Nevada City warming shelter opens for weekend
Facing a National Weather Service winter storm warning, Nevada City has allowed a homeless-servicing nonprofit to open a warming shelter at the town’s Veteran’s Building Friday through Sunday nights.
“We’re getting our teams ready,” said Janice O’Brien, a member of Sierra Roots, the nonprofit to whom the Nevada City Council granted temporary and conditional use of the Veteran’s Memorial Building as a cold-weather shelter at a contentious Nov. 20 meeting.
As of press time Friday, temperatures were forecasted to drop to 25 degrees Friday night into Saturday, with 100 percent chance of precipitation and 5 to 9 inches of snow expected, according to the National Weather Service. Temperatures are expected to drop to as low as 10 degrees Saturday night, with an 80 percent chance of precipitation and 1 to 3 inches of snow possible. Sunday night’s low is forecasted at 16 degrees, though the clouds are expected to have dissipated by then.
The weekend opening of the warming shelter comes after two days of Nevada City refusing to allow its facilitation at the city-managed, county-owned building located at 415 N. Pine St.

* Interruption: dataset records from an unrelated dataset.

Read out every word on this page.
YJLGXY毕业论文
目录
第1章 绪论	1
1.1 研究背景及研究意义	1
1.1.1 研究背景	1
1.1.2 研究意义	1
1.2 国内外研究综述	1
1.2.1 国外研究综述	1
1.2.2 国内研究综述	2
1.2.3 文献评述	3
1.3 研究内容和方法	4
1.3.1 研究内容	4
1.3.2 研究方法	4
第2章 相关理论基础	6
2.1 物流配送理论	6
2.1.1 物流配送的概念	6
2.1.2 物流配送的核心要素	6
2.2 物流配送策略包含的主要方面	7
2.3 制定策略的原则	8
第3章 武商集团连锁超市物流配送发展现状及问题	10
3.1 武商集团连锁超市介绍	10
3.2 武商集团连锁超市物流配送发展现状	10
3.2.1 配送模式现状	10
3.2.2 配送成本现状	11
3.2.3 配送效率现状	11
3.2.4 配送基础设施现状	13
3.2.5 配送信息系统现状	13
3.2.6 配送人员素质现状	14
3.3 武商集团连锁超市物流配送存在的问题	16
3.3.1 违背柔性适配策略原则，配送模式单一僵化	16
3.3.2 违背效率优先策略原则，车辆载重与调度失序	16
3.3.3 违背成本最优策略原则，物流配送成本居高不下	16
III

“They are not bad people,” O’Brien said of the homeless. “They are cold people and hungry people.”
When Nevada City approved the use of the Veteran’s Building for a warming shelter during the 2010-11 winter, it established shelter-opening criteria, such as a temperatures below at least 28 degrees or “significant” below-freezing precipitation.
Though the weather services’ three Nevada City measuring points registered a low of 23 degrees Wednesday night into Thursday and an average of 23.6 degrees Thursday night into Friday, no shelter opened in Nevada City those nights. Instead, the Nevada County Salvation Army took in Nevada City’s homeless, as they did in the winter of 2012-13, though the organization no longer possesses the large van it used to transport people that winter and has informed the city it cannot continue to shelter the homeless from the cold.
On Thursday night, the Salvation Army sheltered 25 people from the cold, O’Brien said.
“Salvation Army was very full,” she said. “They aren’t prepared to take so many people.”